This project is designed to curate the research papers for the language models, specific to the NeurIPS conference website from 1987 to the latest conference. The web scrapper fetches paper metadata (for years before 2020), summaries, and PDFs for either a given year or a specific range of years.
project_root/
├── data
│ ├── 2021
│ │ ├── paper_id
│ │ │ ├── paper_id_abstract.json
│ │ │ ├── paper_id_metadata.json
│ │ │ └── paper_id.pdf
│ └── ...
├── utils.py
├── crawler.py
├── requirements.txt
├── Readme.md
To install this crawler, Ensure you have Python 3.7 or later installed. You will also need to install the required Python packages:
pip install -r requirements.txt
To execute the crawler use the following command.

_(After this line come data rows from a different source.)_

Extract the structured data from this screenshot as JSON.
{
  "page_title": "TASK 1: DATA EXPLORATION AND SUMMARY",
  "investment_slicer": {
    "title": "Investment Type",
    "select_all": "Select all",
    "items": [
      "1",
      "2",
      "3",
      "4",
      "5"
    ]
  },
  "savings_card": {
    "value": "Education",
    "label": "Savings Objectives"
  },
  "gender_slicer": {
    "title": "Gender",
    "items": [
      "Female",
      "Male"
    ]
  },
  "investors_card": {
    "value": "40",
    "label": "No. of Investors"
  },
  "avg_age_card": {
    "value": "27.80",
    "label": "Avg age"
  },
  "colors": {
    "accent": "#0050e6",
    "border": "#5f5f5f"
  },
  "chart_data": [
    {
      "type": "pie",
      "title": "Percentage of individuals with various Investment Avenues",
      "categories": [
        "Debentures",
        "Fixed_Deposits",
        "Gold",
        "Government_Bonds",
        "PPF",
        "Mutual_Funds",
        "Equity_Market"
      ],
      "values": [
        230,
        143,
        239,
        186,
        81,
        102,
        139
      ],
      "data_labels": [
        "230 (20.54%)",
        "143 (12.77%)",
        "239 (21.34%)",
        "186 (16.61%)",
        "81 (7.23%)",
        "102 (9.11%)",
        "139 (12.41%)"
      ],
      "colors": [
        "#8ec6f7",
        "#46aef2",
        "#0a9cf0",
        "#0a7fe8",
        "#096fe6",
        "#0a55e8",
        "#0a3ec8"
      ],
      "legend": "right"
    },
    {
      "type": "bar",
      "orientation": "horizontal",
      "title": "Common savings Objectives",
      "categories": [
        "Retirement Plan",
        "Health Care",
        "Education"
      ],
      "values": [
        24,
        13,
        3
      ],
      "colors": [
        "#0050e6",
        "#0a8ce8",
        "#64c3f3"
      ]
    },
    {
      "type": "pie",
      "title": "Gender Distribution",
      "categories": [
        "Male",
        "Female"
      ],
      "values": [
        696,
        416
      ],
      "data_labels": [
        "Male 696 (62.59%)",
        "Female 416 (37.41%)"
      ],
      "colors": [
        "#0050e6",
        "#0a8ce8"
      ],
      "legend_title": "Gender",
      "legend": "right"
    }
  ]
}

python crawler.py --start_year 2020 --end_year 2021 --output_dir './data/' --type 'all'
Arguments for the crawler:
- --start_year: The starting year of the conference papers you want to download (default is 1987).
- --end_year: The ending year of the conference papers you want to download (default is the latest year available).
- --output_dir: The directory where the data will be saved (default is data).
- --type: To download the specific data type., it takes 'metadata', 'pdf', 'abstract', 'all' as inputs (default is all)
- Ensure the output directory exists before running the script.
- The script fetches data concurrently to speed up the process.
- If any errors occur while fetching the data, error message will be shown and exit out.